Catholic Culture Overview
Catholic Culture Overview

Self-Analysis: A Beginning

By Dr. Jeff Mirus ( bio - articles - email ) | Mar 19, 2010

Yesterday I added to my “Why Be Catholic” series with an entry on “Reason”. Among other things, I pointed out how prone we are to intellectual failings because of our fallen human nature, failings that include sloth, prejudice, passion and, let’s face it, befuddlement. The point in that essay was the need we have for Revelation to give us a secure framework within which to reason, and also the need for grace to purify, illuminate and strengthen both our motives and our intellects. But the weakness of being human ought also to concern us at an even deeper level.

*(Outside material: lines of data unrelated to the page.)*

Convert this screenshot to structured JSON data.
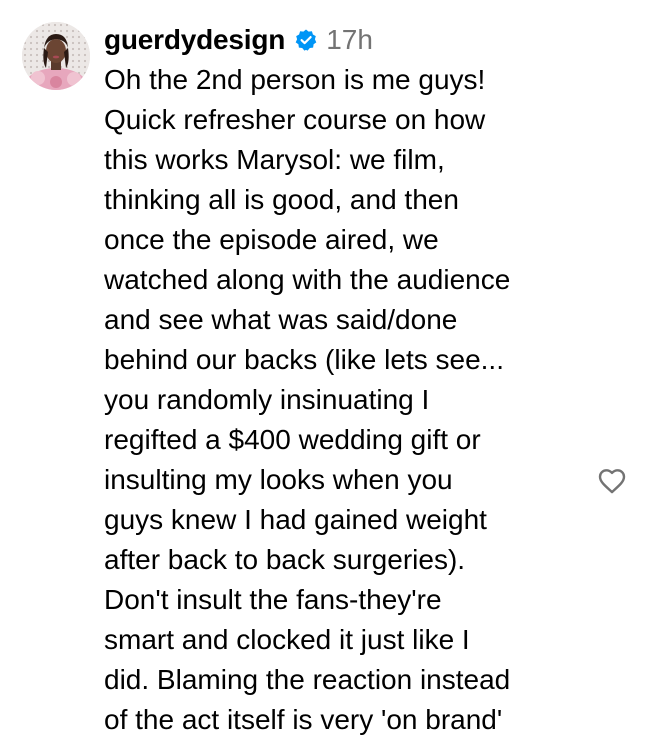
{
  "comment": {
    "username": "guerdydesign",
    "verified_icon": "verified-badge-icon",
    "time": "17h",
    "text_lines": [
      "Oh the 2nd person is me guys!",
      "Quick refresher course on how",
      "this works Marysol: we film,",
      "thinking all is good, and then",
      "once the episode aired, we",
      "watched along with the audience",
      "and see what was said/done",
      "behind our backs (like lets see...",
      "you randomly insinuating I",
      "regifted a $400 wedding gift or",
      "insulting my looks when you",
      "guys knew I had gained weight",
      "after back to back surgeries).",
      "Don't insult the fans-they're",
      "smart and clocked it just like I",
      "did. Blaming the reaction instead",
      "of the act itself is very 'on brand'"
    ],
    "like_icon": "heart-outline-icon"
  },
  "colors": {
    "text": "#000000",
    "muted": "#737373",
    "verified": "#0095f6",
    "icon_stroke": "#737373"
  }
}
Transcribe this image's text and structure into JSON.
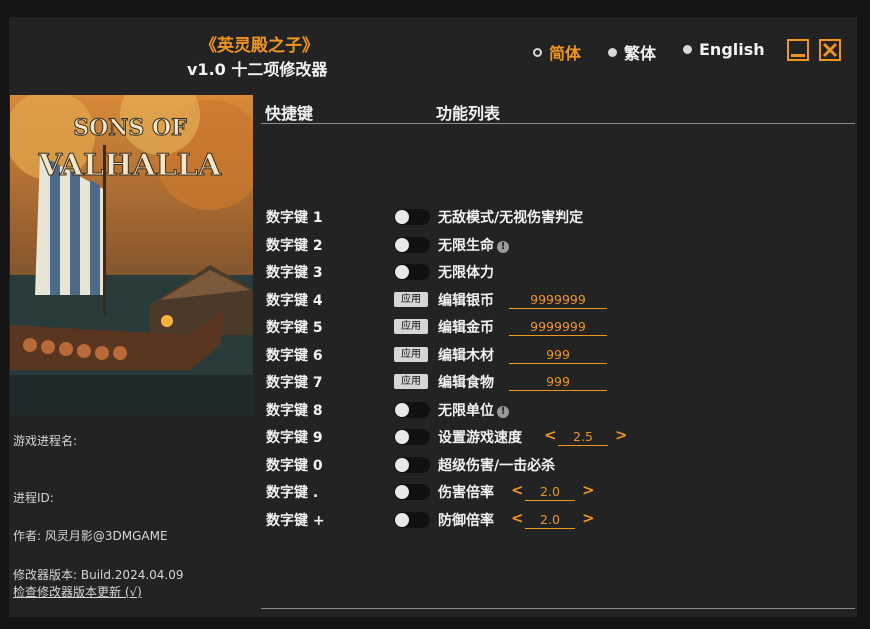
{
  "header": {
    "title": "《英灵殿之子》",
    "subtitle": "v1.0 十二项修改器"
  },
  "languages": [
    {
      "label": "简体",
      "selected": true
    },
    {
      "label": "繁体",
      "selected": false
    },
    {
      "label": "English",
      "selected": false
    }
  ],
  "colors": {
    "accent": "#f0951f",
    "background": "#232323",
    "text": "#f2f2f2"
  },
  "cover": {
    "logo_top": "SONS OF",
    "logo_bottom": "VALHALLA"
  },
  "sidebar": {
    "process_name": "游戏进程名:",
    "process_id": "进程ID:",
    "author": "作者: 风灵月影@3DMGAME",
    "version": "修改器版本: Build.2024.04.09",
    "update_link": "检查修改器版本更新 (√)"
  },
  "columns": {
    "hotkey": "快捷键",
    "functions": "功能列表"
  },
  "apply_label": "应用",
  "cheats": [
    {
      "key": "数字键 1",
      "name": "无敌模式/无视伤害判定",
      "control": "toggle"
    },
    {
      "key": "数字键 2",
      "name": "无限生命",
      "control": "toggle",
      "info": "!"
    },
    {
      "key": "数字键 3",
      "name": "无限体力",
      "control": "toggle"
    },
    {
      "key": "数字键 4",
      "name": "编辑银币",
      "control": "apply",
      "value": "9999999"
    },
    {
      "key": "数字键 5",
      "name": "编辑金币",
      "control": "apply",
      "value": "9999999"
    },
    {
      "key": "数字键 6",
      "name": "编辑木材",
      "control": "apply",
      "value": "999"
    },
    {
      "key": "数字键 7",
      "name": "编辑食物",
      "control": "apply",
      "value": "999"
    },
    {
      "key": "数字键 8",
      "name": "无限单位",
      "control": "toggle",
      "info": "!"
    },
    {
      "key": "数字键 9",
      "name": "设置游戏速度",
      "control": "stepper",
      "value": "2.5"
    },
    {
      "key": "数字键 0",
      "name": "超级伤害/一击必杀",
      "control": "toggle"
    },
    {
      "key": "数字键 .",
      "name": "伤害倍率",
      "control": "stepper",
      "value": "2.0"
    },
    {
      "key": "数字键 +",
      "name": "防御倍率",
      "control": "stepper",
      "value": "2.0"
    }
  ],
  "stepper": {
    "left": "<",
    "right": ">"
  }
}
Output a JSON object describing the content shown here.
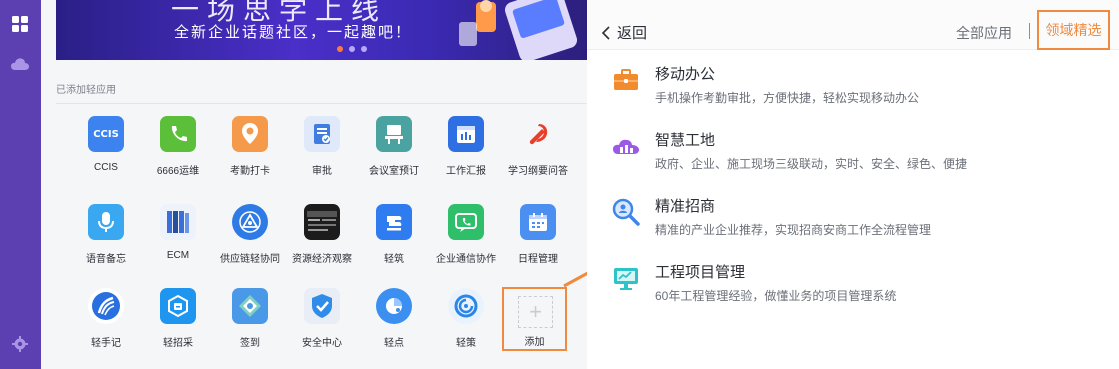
{
  "banner": {
    "title": "一场思学上线",
    "subtitle": "全新企业话题社区，一起趣吧！"
  },
  "section": {
    "added_apps_label": "已添加轻应用"
  },
  "apps": [
    {
      "label": "CCIS",
      "icon": "ccis-icon",
      "color": "#3c83f0"
    },
    {
      "label": "6666运维",
      "icon": "phone-wrench-icon",
      "color": "#5cbf3a"
    },
    {
      "label": "考勤打卡",
      "icon": "location-pin-icon",
      "color": "#f59a4b"
    },
    {
      "label": "审批",
      "icon": "document-check-icon",
      "color": "#3f7de0"
    },
    {
      "label": "会议室预订",
      "icon": "meeting-room-icon",
      "color": "#4aa3a0"
    },
    {
      "label": "工作汇报",
      "icon": "report-icon",
      "color": "#2f6fe4"
    },
    {
      "label": "学习纲要问答",
      "icon": "party-emblem-icon",
      "color": "#e83e2a"
    },
    {
      "label": "语音备忘",
      "icon": "microphone-icon",
      "color": "#3aa8f0"
    },
    {
      "label": "ECM",
      "icon": "books-icon",
      "color": "#3a6fd8"
    },
    {
      "label": "供应链轻协同",
      "icon": "network-triangle-icon",
      "color": "#2e7be6"
    },
    {
      "label": "资源经济观察",
      "icon": "economy-observe-icon",
      "color": "#222222"
    },
    {
      "label": "轻筑",
      "icon": "build-icon",
      "color": "#2f7bf0"
    },
    {
      "label": "企业通信协作",
      "icon": "chat-call-icon",
      "color": "#2fbf6a"
    },
    {
      "label": "日程管理",
      "icon": "calendar-icon",
      "color": "#4b8ff0"
    },
    {
      "label": "轻手记",
      "icon": "notebook-icon",
      "color": "#2a6fe0"
    },
    {
      "label": "轻招采",
      "icon": "procurement-icon",
      "color": "#1e96f0"
    },
    {
      "label": "签到",
      "icon": "check-in-icon",
      "color": "#4a98e8"
    },
    {
      "label": "安全中心",
      "icon": "shield-check-icon",
      "color": "#2f8ce8"
    },
    {
      "label": "轻点",
      "icon": "pie-point-icon",
      "color": "#3a8ff0"
    },
    {
      "label": "轻策",
      "icon": "strategy-icon",
      "color": "#2a86e8"
    }
  ],
  "add_tile": {
    "label": "添加",
    "symbol": "+"
  },
  "right_panel": {
    "back_label": "返回",
    "all_apps_label": "全部应用",
    "curated_label": "领域精选",
    "categories": [
      {
        "title": "移动办公",
        "desc": "手机操作考勤审批，方便快捷，轻松实现移动办公",
        "icon": "briefcase-icon",
        "color": "#f28a2e"
      },
      {
        "title": "智慧工地",
        "desc": "政府、企业、施工现场三级联动，实时、安全、绿色、便捷",
        "icon": "cloud-construction-icon",
        "color": "#9b59e6"
      },
      {
        "title": "精准招商",
        "desc": "精准的产业企业推荐，实现招商安商工作全流程管理",
        "icon": "magnify-people-icon",
        "color": "#3f86e8"
      },
      {
        "title": "工程项目管理",
        "desc": "60年工程管理经验，做懂业务的项目管理系统",
        "icon": "monitor-project-icon",
        "color": "#2ec3c8"
      }
    ]
  },
  "accent_color": "#f08a3e"
}
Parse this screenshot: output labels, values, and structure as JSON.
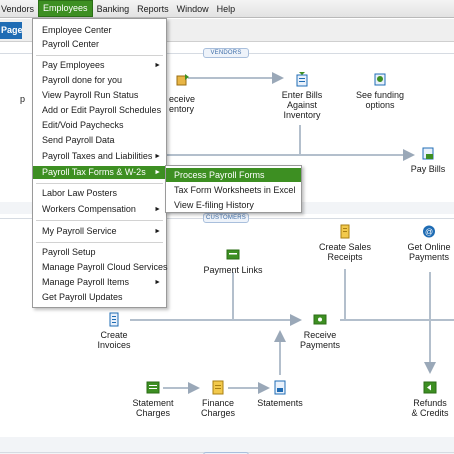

As a general instance, it may be both easier and more fruitful to stress befuddlement rather than sloth, prejudice or passion. Let me give an everyday example, drawn almost at random from my own life. Since today is the Solemnity of Saint Joseph, I was determined to go to Mass, but I did not want to attend the 8:30 am Mass in my own parish because that is the Mass the school children attend each week, and so it tends to be both very crowded and a bit long for a work day. I chose instead the 9:00 am Mass in a neighboring parish. To get to this Mass, I would have to leave home at 8:40 am, plenty of time to catch up on email and get started on other daily business chores before I left.

I was remembering the time by thinking “I have to leave 10 minutes after my normal daily Mass starts.” Don’t ask me how these things happen, but what ended up getting fixed in my mind was not the time 8:40 but the time 9:10—ten minutes after the start of the Mass I planned to attend. So I worked diligently and with my eye on the clock until 9:10 and then, responsive to my spiritual intention, I jumped in the car and headed out. About half-way to the church, it suddenly dawned on me that Mass would be over by the time I arrived. My mind was a half-hour out of sync with reality.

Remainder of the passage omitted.